Così quel movimento sportivo, che a livello internazionale otteneva importanti riconoscimenti come il passaggio al professionismo, investimenti in impianti sportivi ed in un marketing efficace, vedeva le ragazze italiane perennemente incastrate in un dilettantismo anacronistico e seguite da un pubblico decisamente insufficiente.

Ma ora di nuovo si prospetta la possibilità di intraprendere una fase virtuosa. Si è molto parlato, fortunatamente, della recente partecipazione ai mondiali 2019, in Francia. E finalmente noi appassionati di calcio abbiamo potuto vedere gran parte della competizione, anche se non sui canali della tv di stato.

Una sconfitta che brucia doppio

Di quella competizione porterò sempre un’immagine dentro di me: le ragazze dilettanti in maglia azzurra che fanno dannare l’anima alle professioniste in maglia arancione, prima che queste ultime segnino i due gol decisivi per la qualificazione alla semifinale.

Sono stato orgoglioso delle ragazze azzurre, e non per un mero patriottismo calcistico, ma per aver visto il loro impegno ed il livello di prestazione che ne è conseguito. E non ho potuto fare a meno di pensare, a fine gara, che se fosse stata una partita fra due gruppi di calciatrici che potevano entrambi dedicarsi solo al calcio professionistico, magari l’esito del match poteva essere diverso.

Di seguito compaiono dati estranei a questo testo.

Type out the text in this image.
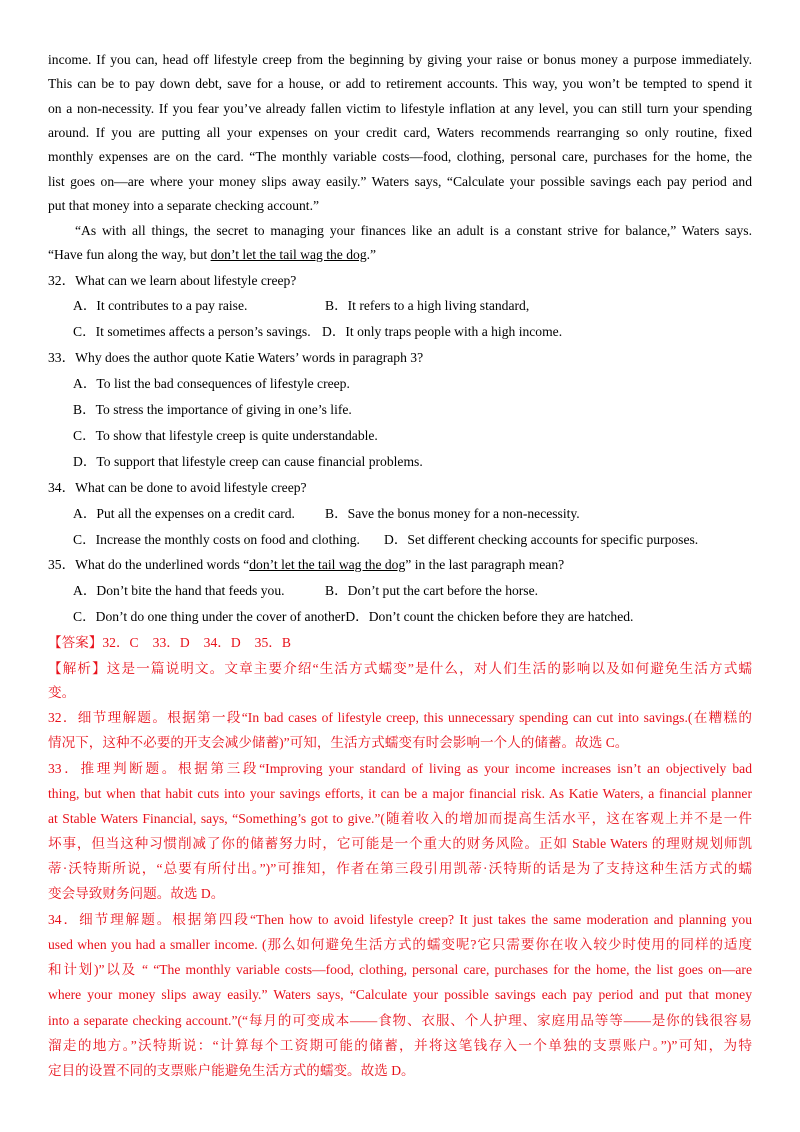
income. If you can, head off lifestyle creep from the beginning by giving your raise or bonus money a purpose immediately.
This can be to pay down debt, save for a house, or add to retirement accounts. This way, you won’t be tempted to spend it
on a non-necessity. If you fear you’ve already fallen victim to lifestyle inflation at any level, you can still turn your spending
around. If you are putting all your expenses on your credit card, Waters recommends rearranging so only routine, fixed
monthly expenses are on the card. “The monthly variable costs—food, clothing, personal care, purchases for the home, the
list goes on—are where your money slips away easily.” Waters says, “Calculate your possible savings each pay period and
put that money into a separate checking account.”
“As with all things, the secret to managing your finances like an adult is a constant strive for balance,” Waters says.
“Have fun along the way, but don’t let the tail wag the dog.”
32．What can we learn about lifestyle creep?
A．It contributes to a pay raise.	B．It refers to a high living standard,
C．It sometimes affects a person’s savings. D．It only traps people with a high income.
33．Why does the author quote Katie Waters’ words in paragraph 3?
A．To list the bad consequences of lifestyle creep.
B．To stress the importance of giving in one’s life.
C．To show that lifestyle creep is quite understandable.
D．To support that lifestyle creep can cause financial problems.
34．What can be done to avoid lifestyle creep?
A．Put all the expenses on a credit card. B．Save the bonus money for a non-necessity.
C．Increase the monthly costs on food and clothing. D．Set different checking accounts for specific purposes.
35．What do the underlined words “don’t let the tail wag the dog” in the last paragraph mean?
A．Don’t bite the hand that feeds you.	B．Don’t put the cart before the horse.
C．Don’t do one thing under the cover of anotherD．Don’t count the chicken before they are hatched.
【答案】32．C 33．D 34．D 35．B
【解析】这是一篇说明文。文章主要介绍“生活方式蠕变”是什么，对人们生活的影响以及如何避免生活方式蠕
变。
32．细节理解题。根据第一段“In bad cases of lifestyle creep, this unnecessary spending can cut into savings.(在糟糕的
情况下，这种不必要的开支会减少储蓄)”可知，生活方式蠕变有时会影响一个人的储蓄。故选 C。
33．推理判断题。根据第三段“Improving your standard of living as your income increases isn’t an objectively bad
thing, but when that habit cuts into your savings efforts, it can be a major financial risk. As Katie Waters, a financial planner
at Stable Waters Financial, says, “Something’s got to give.”(随着收入的增加而提高生活水平，这在客观上并不是一件
坏事，但当这种习惯削减了你的储蓄努力时，它可能是一个重大的财务风险。正如 Stable Waters 的理财规划师凯
蒂·沃特斯所说，“总要有所付出。”)”可推知，作者在第三段引用凯蒂·沃特斯的话是为了支持这种生活方式的蠕
变会导致财务问题。故选 D。
34．细节理解题。根据第四段“Then how to avoid lifestyle creep? It just takes the same moderation and planning you
used when you had a smaller income. (那么如何避免生活方式的蠕变呢?它只需要你在收入较少时使用的同样的适度
和计划)”以及 “ “The monthly variable costs—food, clothing, personal care, purchases for the home, the list goes on—are
where your money slips away easily.” Waters says, “Calculate your possible savings each pay period and put that money
into a separate checking account.”(“每月的可变成本——食物、衣服、个人护理、家庭用品等等——是你的钱很容易
溜走的地方。”沃特斯说：“计算每个工资期可能的储蓄，并将这笔钱存入一个单独的支票账户。”)”可知，为特
定目的设置不同的支票账户能避免生活方式的蠕变。故选 D。
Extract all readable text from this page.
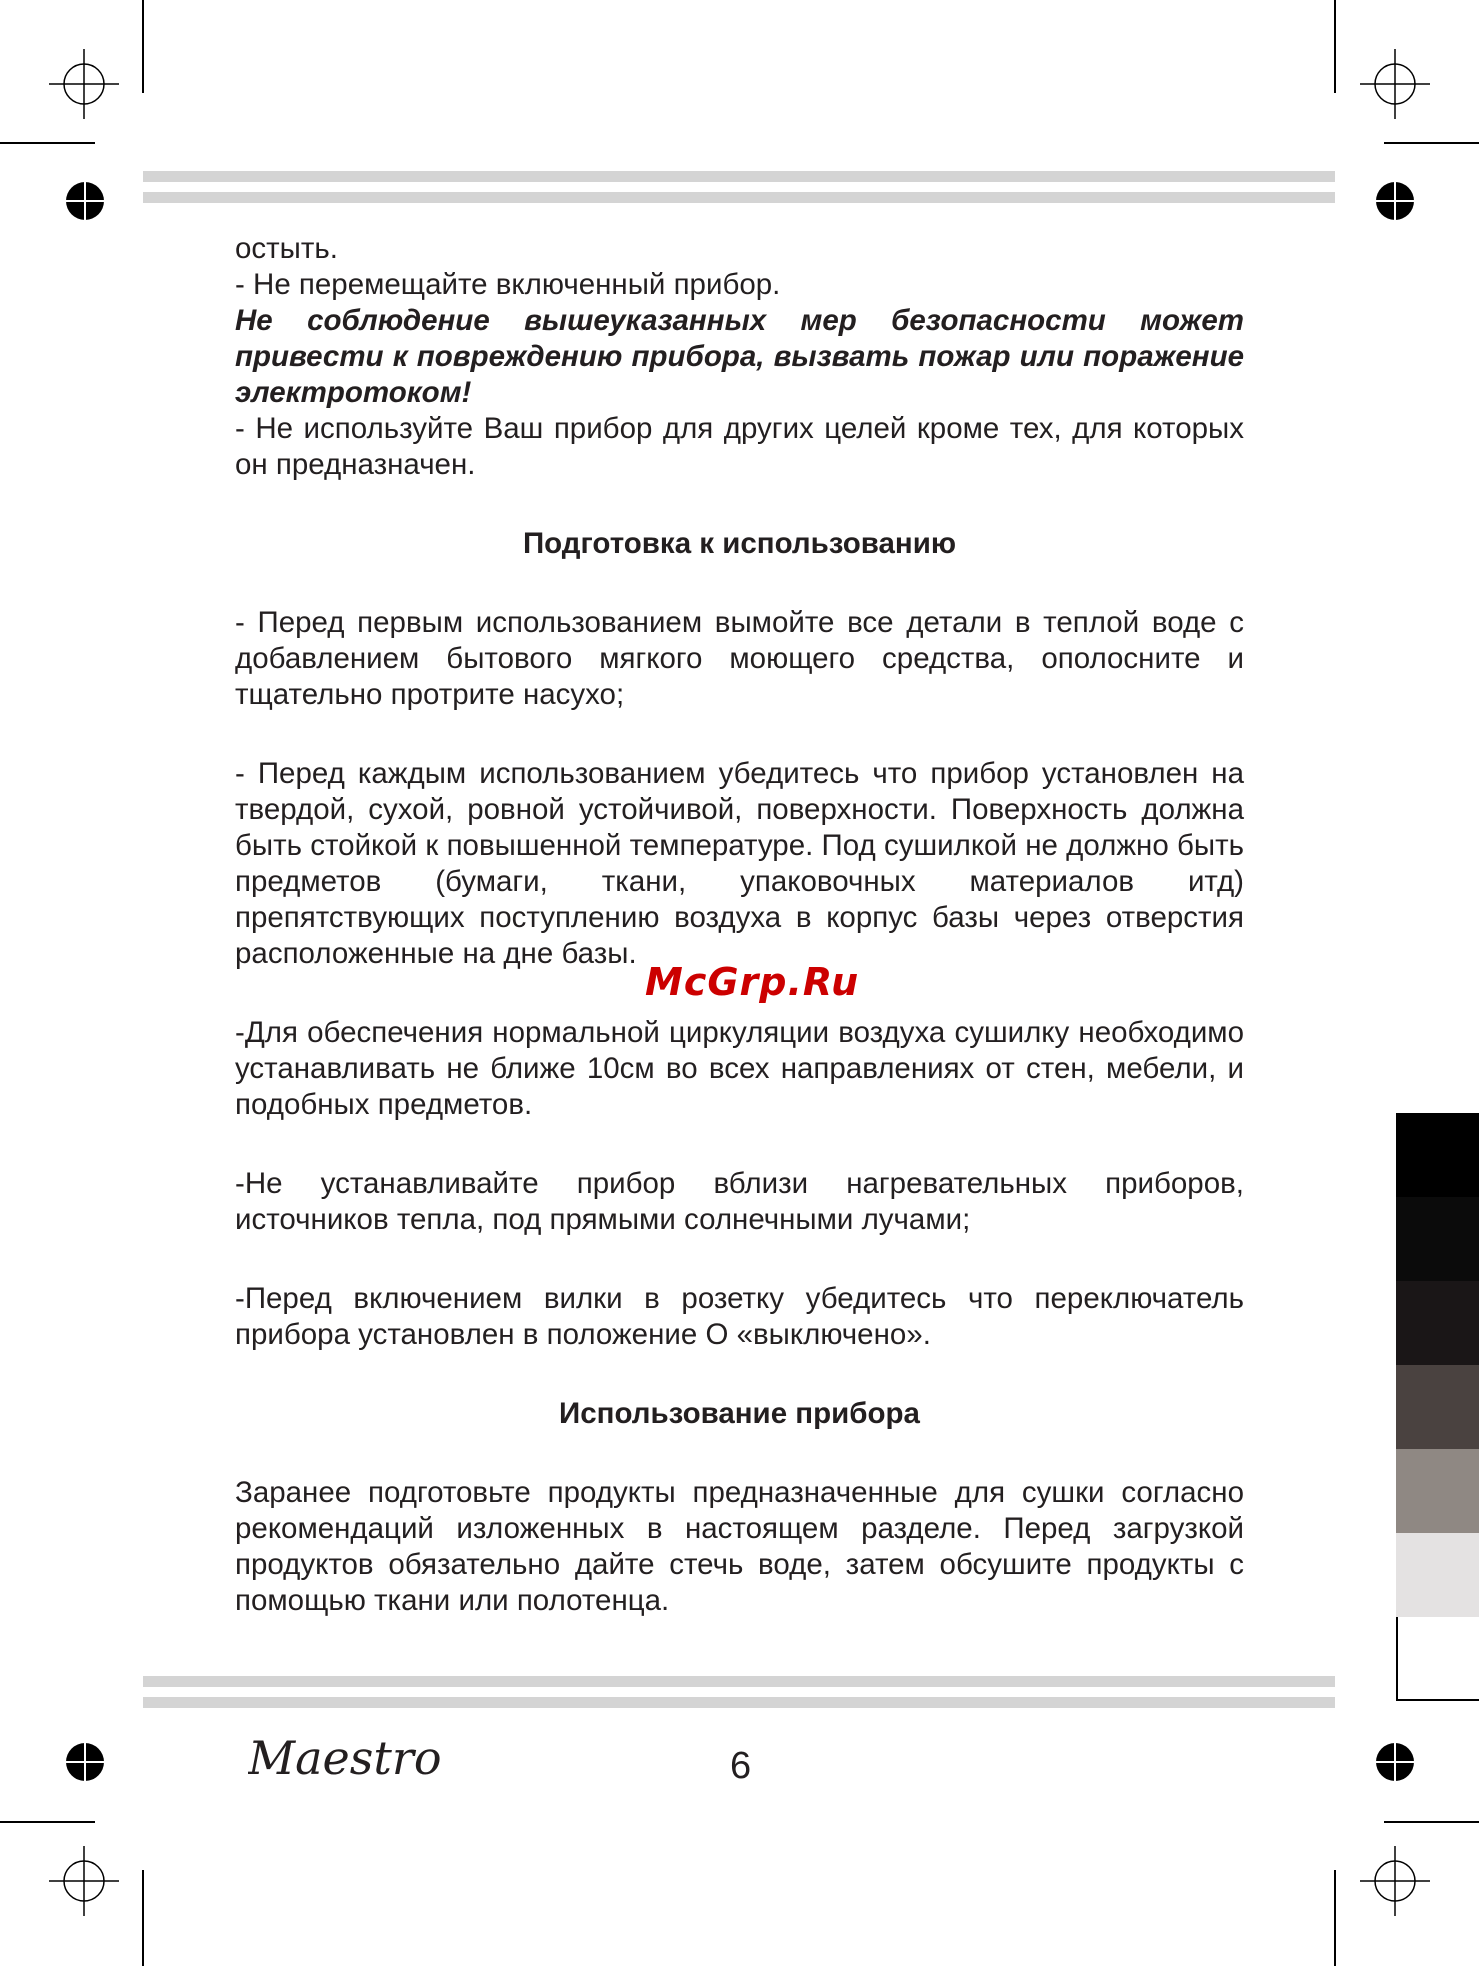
остыть.

- Не перемещайте включенный прибор.

Не соблюдение вышеуказанных мер безопасности может привести к повреждению прибора, вызвать пожар или поражение электротоком!

- Не используйте Ваш прибор для других целей кроме тех, для которых он предназначен.

Подготовка к использованию

- Перед первым использованием вымойте все детали в теплой воде с добавлением бытового мягкого моющего средства, ополосните и тщательно протрите насухо;

- Перед каждым использованием убедитесь что прибор установлен на твердой, сухой, ровной устойчивой, поверхности. Поверхность должна быть стойкой к повышенной температуре. Под сушилкой не должно быть предметов (бумаги, ткани, упаковочных материалов итд) препятствующих поступлению воздуха в корпус базы через отверстия расположенные на дне базы.

-Для обеспечения нормальной циркуляции воздуха сушилку необходимо устанавливать не ближе 10см во всех направлениях от стен, мебели, и подобных предметов.

-Не устанавливайте прибор вблизи нагревательных приборов, источников тепла, под прямыми солнечными лучами;

-Перед включением вилки в розетку убедитесь что переключатель прибора установлен в положение О «выключено».

Использование прибора

Заранее подготовьте продукты предназначенные для сушки согласно рекомендаций изложенных в настоящем разделе. Перед загрузкой продуктов обязательно дайте стечь воде, затем обсушите продукты с помощью ткани или полотенца.

McGrp.Ru
Maestro	6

Ma non è stato un match completamente alla pari, e pur congratulandomi con le atlete olandesi, resto con l’amaro in bocca anche a distanza di tempo. Dagli errori però dobbiamo imparare, non possiamo fare sempre finta di niente e buttarci tutto alle spalle.

Credo che calcio femminile sia ancora una volta ad un bivio. Stavolta dobbiamo fare in modo di prendere la strada giusta; quella che porterà queste ragazze, e quelle che si stanno formando nei settori giovanili, ad avere tutto il supporto normativo e materiale per esprimere appieno il loro potenziale.